I feel like my faith has been shaken to the core
You may feel like you don’t understand anything anymore. You might be very confused about God and no longer trust Him. You might wonder why He’s “allowing” this to happen if the doctrine you have been taught teaches that God allows suffering for our good. There is so much to sort through about how abuse affects our faith.
As you’ve come to understand about covert abuse and why abusers do what they do, you’ve faced an upheaval to your worldview. Suddenly a world that seemed safe and in order is now being rocked by your new understanding. You are face to face with evil and reevaluating everything you believe.
It’s kind of strange that the Christian church, of all places, has such a shallow teaching of evil since the Bible is pretty much all about the battle between good and evil. As a result, when we realize that evil actually exists in the people we know, it gets very real and shocking.
Finding a new understanding of God and His Word
As a result of this shaking, you’ll be going through the freeing process of discovering with what the Bible actually says and who our God really is.

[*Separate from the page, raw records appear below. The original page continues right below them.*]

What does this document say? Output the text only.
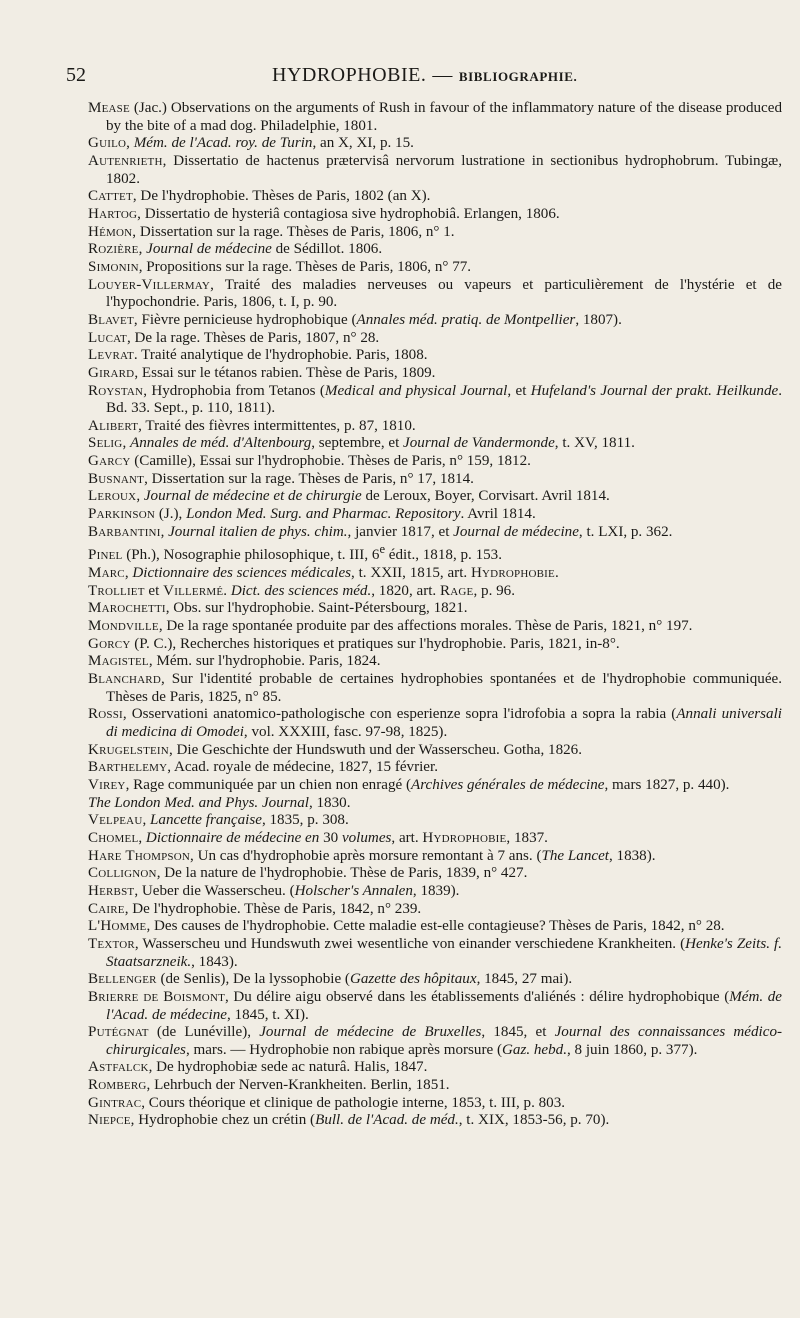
52	HYDROPHOBIE. — BIBLIOGRAPHIE.
Mease (Jac.) Observations on the arguments of Rush in favour of the inflammatory nature of the disease produced by the bite of a mad dog. Philadelphie, 1801.
Guilo, Mém. de l'Acad. roy. de Turin, an X, XI, p. 15.
Autenrieth, Dissertatio de hactenus prætervisâ nervorum lustratione in sectionibus hydrophobrum. Tubingæ, 1802.
Cattet, De l'hydrophobie. Thèses de Paris, 1802 (an X).
Hartog, Dissertatio de hysteriâ contagiosa sive hydrophobiâ. Erlangen, 1806.
Hémon, Dissertation sur la rage. Thèses de Paris, 1806, n° 1.
Rozière, Journal de médecine de Sédillot. 1806.
Simonin, Propositions sur la rage. Thèses de Paris, 1806, n° 77.
Louyer-Villermay, Traité des maladies nerveuses ou vapeurs et particulièrement de l'hystérie et de l'hypochondrie. Paris, 1806, t. I, p. 90.
Blavet, Fièvre pernicieuse hydrophobique (Annales méd. pratiq. de Montpellier, 1807).
Lucat, De la rage. Thèses de Paris, 1807, n° 28.
Levrat. Traité analytique de l'hydrophobie. Paris, 1808.
Girard, Essai sur le tétanos rabien. Thèse de Paris, 1809.
Roystan, Hydrophobia from Tetanos (Medical and physical Journal, et Hufeland's Journal der prakt. Heilkunde. Bd. 33. Sept., p. 110, 1811).
Alibert, Traité des fièvres intermittentes, p. 87, 1810.
Selig, Annales de méd. d'Altenbourg, septembre, et Journal de Vandermonde, t. XV, 1811.
Garcy (Camille), Essai sur l'hydrophobie. Thèses de Paris, n° 159, 1812.
Busnant, Dissertation sur la rage. Thèses de Paris, n° 17, 1814.
Leroux, Journal de médecine et de chirurgie de Leroux, Boyer, Corvisart. Avril 1814.
Parkinson (J.), London Med. Surg. and Pharmac. Repository. Avril 1814.
Barbantini, Journal italien de phys. chim., janvier 1817, et Journal de médecine, t. LXI, p. 362.
Pinel (Ph.), Nosographie philosophique, t. III, 6e édit., 1818, p. 153.
Marc, Dictionnaire des sciences médicales, t. XXII, 1815, art. Hydrophobie.
Trolliet et Villermé. Dict. des sciences méd., 1820, art. Rage, p. 96.
Marochetti, Obs. sur l'hydrophobie. Saint-Pétersbourg, 1821.
Mondville, De la rage spontanée produite par des affections morales. Thèse de Paris, 1821, n° 197.
Gorcy (P. C.), Recherches historiques et pratiques sur l'hydrophobie. Paris, 1821, in-8°.
Magistel, Mém. sur l'hydrophobie. Paris, 1824.
Blanchard, Sur l'identité probable de certaines hydrophobies spontanées et de l'hydrophobie communiquée. Thèses de Paris, 1825, n° 85.
Rossi, Osservationi anatomico-pathologische con esperienze sopra l'idrofobia a sopra la rabia (Annali universali di medicina di Omodei, vol. XXXIII, fasc. 97-98, 1825).
Krugelstein, Die Geschichte der Hundswuth und der Wasserscheu. Gotha, 1826.
Barthelemy, Acad. royale de médecine, 1827, 15 février.
Virey, Rage communiquée par un chien non enragé (Archives générales de médecine, mars 1827, p. 440).
The London Med. and Phys. Journal, 1830.
Velpeau, Lancette française, 1835, p. 308.
Chomel, Dictionnaire de médecine en 30 volumes, art. Hydrophobie, 1837.
Hare Thompson, Un cas d'hydrophobie après morsure remontant à 7 ans. (The Lancet, 1838).
Collignon, De la nature de l'hydrophobie. Thèse de Paris, 1839, n° 427.
Herbst, Ueber die Wasserscheu. (Holscher's Annalen, 1839).
Caire, De l'hydrophobie. Thèse de Paris, 1842, n° 239.
L'Homme, Des causes de l'hydrophobie. Cette maladie est-elle contagieuse? Thèses de Paris, 1842, n° 28.
Textor, Wasserscheu und Hundswuth zwei wesentliche von einander verschiedene Krankheiten. (Henke's Zeits. f. Staatsarzneik., 1843).
Bellenger (de Senlis), De la lyssophobie (Gazette des hôpitaux, 1845, 27 mai).
Brierre de Boismont, Du délire aigu observé dans les établissements d'aliénés : délire hydrophobique (Mém. de l'Acad. de médecine, 1845, t. XI).
Putégnat (de Lunéville), Journal de médecine de Bruxelles, 1845, et Journal des connaissances médico-chirurgicales, mars. — Hydrophobie non rabique après morsure (Gaz. hebd., 8 juin 1860, p. 377).
Astfalck, De hydrophobiæ sede ac naturâ. Halis, 1847.
Romberg, Lehrbuch der Nerven-Krankheiten. Berlin, 1851.
Gintrac, Cours théorique et clinique de pathologie interne, 1853, t. III, p. 803.
Niepce, Hydrophobie chez un crétin (Bull. de l'Acad. de méd., t. XIX, 1853-56, p. 70).
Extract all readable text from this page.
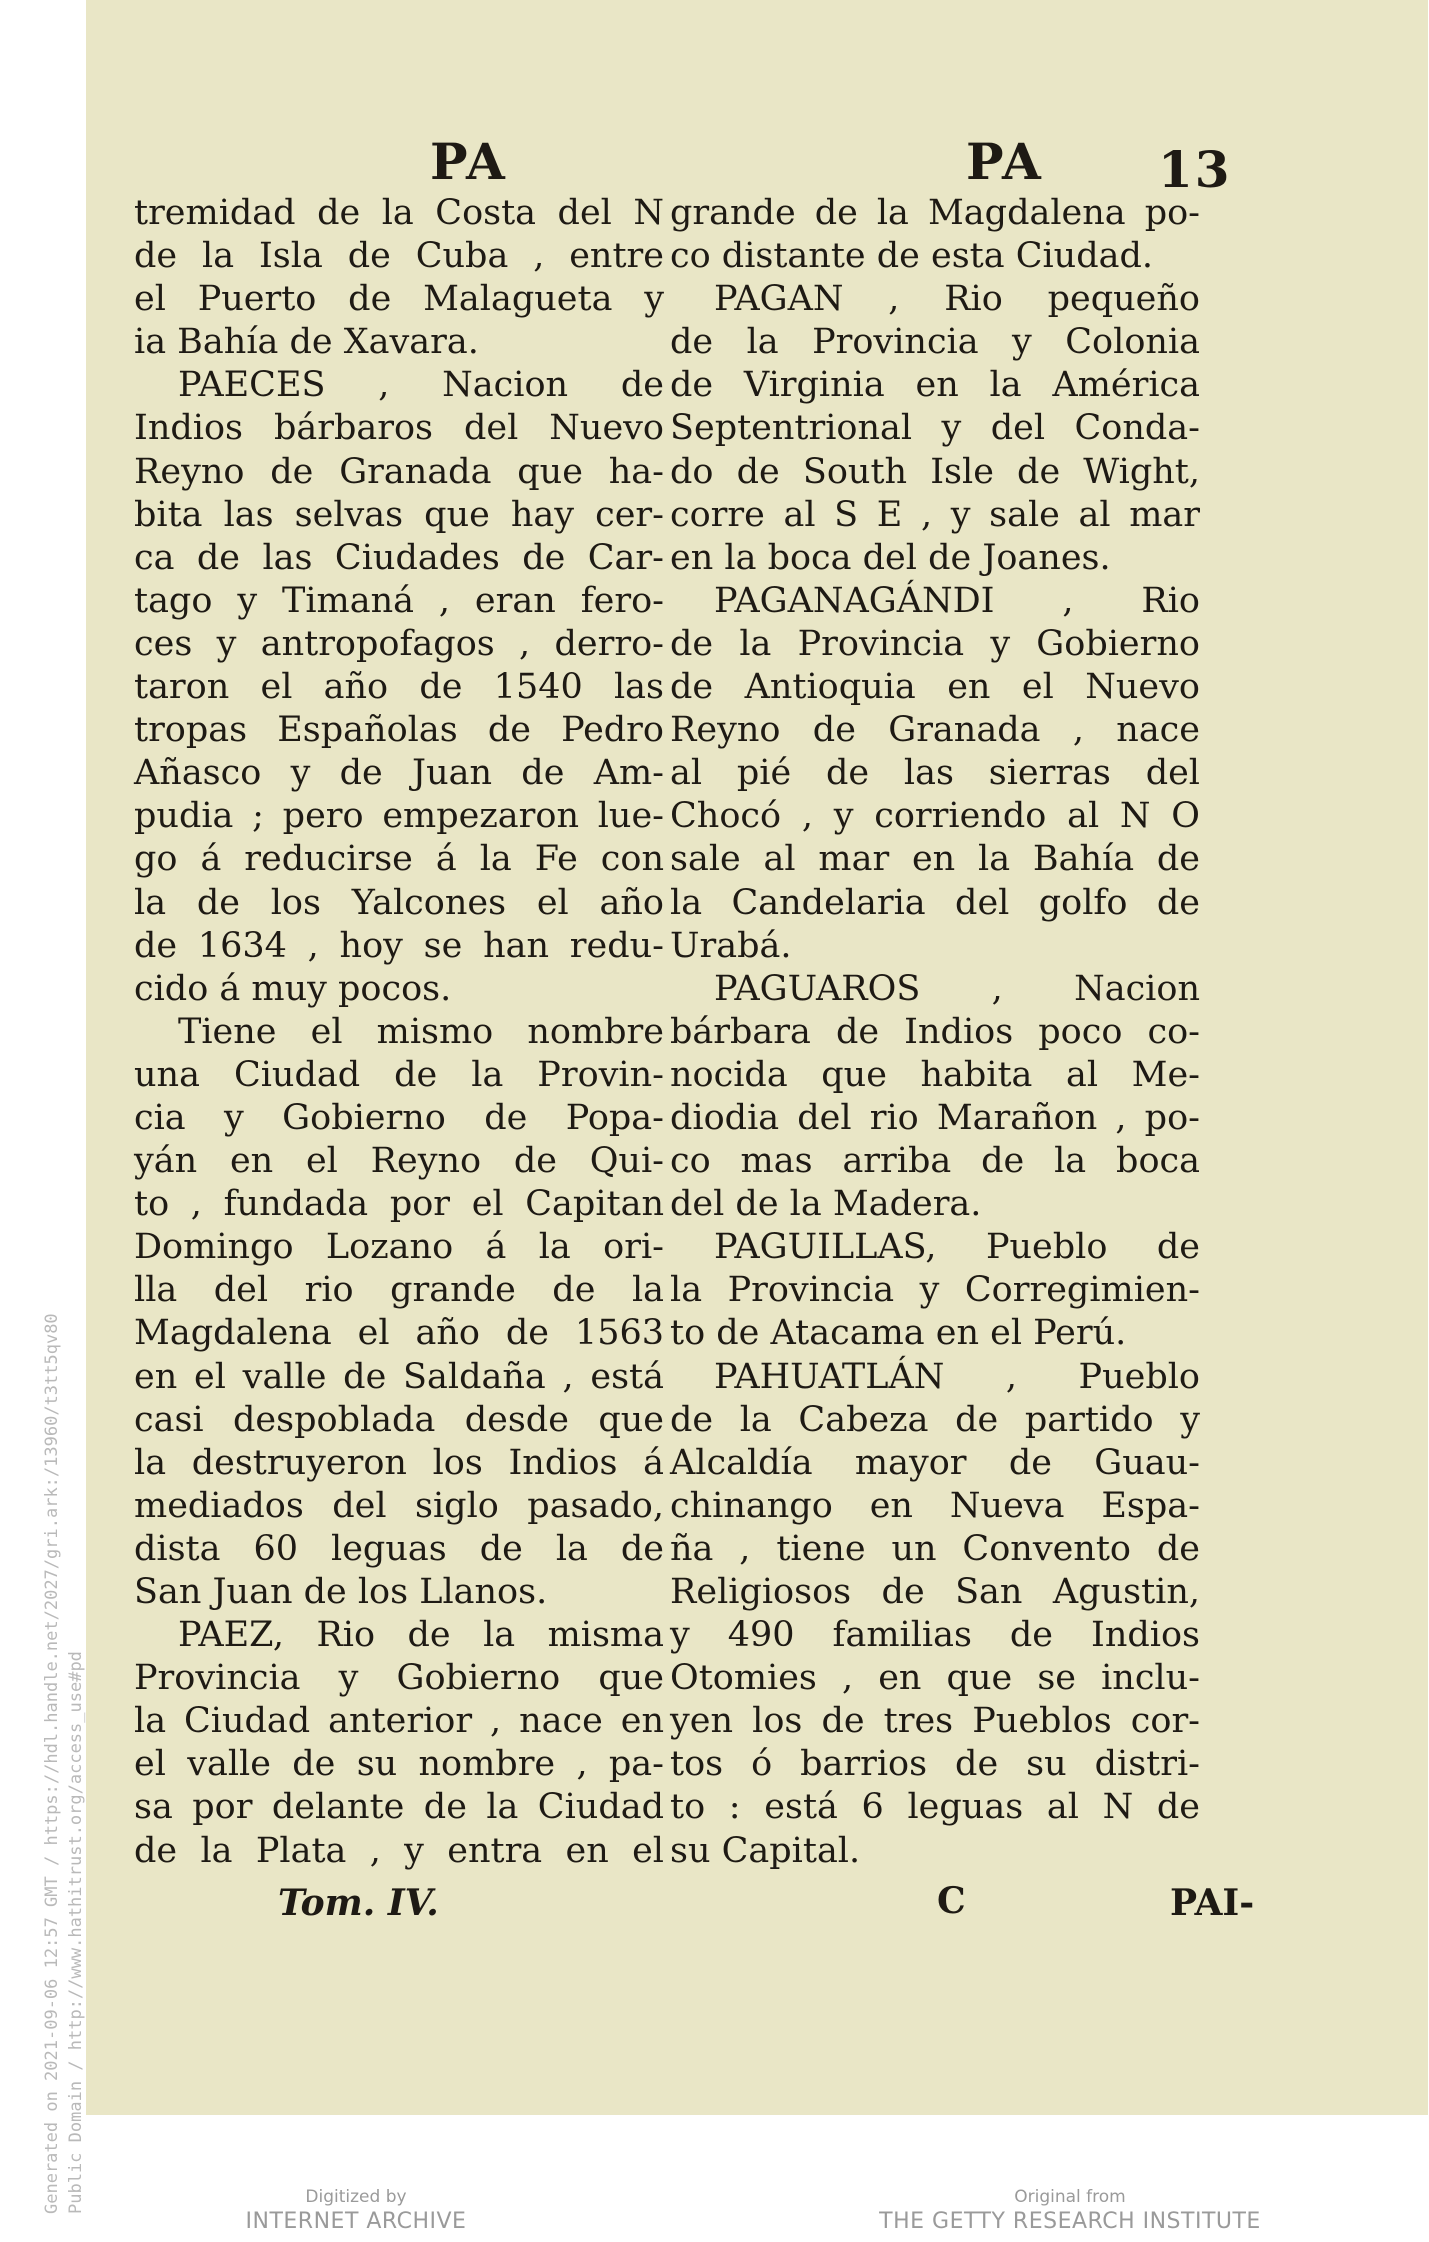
Generated on 2021-09-06 12:57 GMT / https://hdl.handle.net/2027/gri.ark:/13960/t3tt5qv80 Public Domain / http://www.hathitrust.org/access_use#pd
PA	PA 13
tremidad de la Costa del N
de la Isla de Cuba , entre
el Puerto de Malagueta y
ia Bahía de Xavara.
PAECES , Nacion de
Indios bárbaros del Nuevo
Reyno de Granada que ha-
bita las selvas que hay cer-
ca de las Ciudades de Car-
tago y Timaná , eran fero-
ces y antropofagos , derro-
taron el año de 1540 las
tropas Españolas de Pedro
Añasco y de Juan de Am-
pudia ; pero empezaron lue-
go á reducirse á la Fe con
la de los Yalcones el año
de 1634 , hoy se han redu-
cido á muy pocos.
Tiene el mismo nombre
una Ciudad de la Provin-
cia y Gobierno de Popa-
yán en el Reyno de Qui-
to , fundada por el Capitan
Domingo Lozano á la ori-
lla del rio grande de la
Magdalena el año de 1563
en el valle de Saldaña , está
casi despoblada desde que
la destruyeron los Indios á
mediados del siglo pasado,
dista 60 leguas de la de
San Juan de los Llanos.
PAEZ, Rio de la misma
Provincia y Gobierno que
la Ciudad anterior , nace en
el valle de su nombre , pa-
sa por delante de la Ciudad
de la Plata , y entra en el
grande de la Magdalena po-
co distante de esta Ciudad.
PAGAN , Rio pequeño
de la Provincia y Colonia
de Virginia en la América
Septentrional y del Conda-
do de South Isle de Wight,
corre al S E , y sale al mar
en la boca del de Joanes.
PAGANAGÁNDI , Rio
de la Provincia y Gobierno
de Antioquia en el Nuevo
Reyno de Granada , nace
al pié de las sierras del
Chocó , y corriendo al N O
sale al mar en la Bahía de
la Candelaria del golfo de
Urabá.
PAGUAROS , Nacion
bárbara de Indios poco co-
nocida que habita al Me-
diodia del rio Marañon , po-
co mas arriba de la boca
del de la Madera.
PAGUILLAS, Pueblo de
la Provincia y Corregimien-
to de Atacama en el Perú.
PAHUATLÁN , Pueblo
de la Cabeza de partido y
Alcaldía mayor de Guau-
chinango en Nueva Espa-
ña , tiene un Convento de
Religiosos de San Agustin,
y 490 familias de Indios
Otomies , en que se inclu-
yen los de tres Pueblos cor-
tos ó barrios de su distri-
to : está 6 leguas al N de
su Capital.
Tom. IV.	C	PAI-
Digitized by
INTERNET ARCHIVE
Original from
THE GETTY RESEARCH INSTITUTE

As I went through this process I had many amazing revelations. One thing I did was to take a red pencil and underline everything the Psalms, Proverbs and New Testament had to say about evil people (and scoffers, deceivers and revilers).
The Bible will make sense in a new way
Being shame based, I had easily bought into guilt and had an overactive conscience. As I discovered what the Bible says about evil, those scriptures that I had thought were directed at me no longer haunted me and made me feel awful. It became clear that they are directed at people who align themselves with evil, and I knew that wasn’t me. As you go through the discovery process you’ll discover all sorts of sweet treasures and your beliefs will be changed.
Your faith will eventually resettle and be strengthened
You’ll discover who Jesus really is and what He actually says about abuse, which is wonderfully different from the doctrines of man that we’ve been taught. (He hates abuse.) You’ll find good, solid answers to your questions about how God feels about divorce. (He supports it for abuse.)
Try to not be afraid of all this confusion. Easier said than done, I know. All these challenges add another layer to your recovery, but you will discover a God who is more loving that you ever thought. You can untangle the muddle and find your solid Rock again.
There are so many comforting worships songs I could post - here’s one.
If you’re too confused and overwhelmed to trust God, that’s okay. He’s got your back, He won’t let you go, and He’ll be there when you can trust Him again.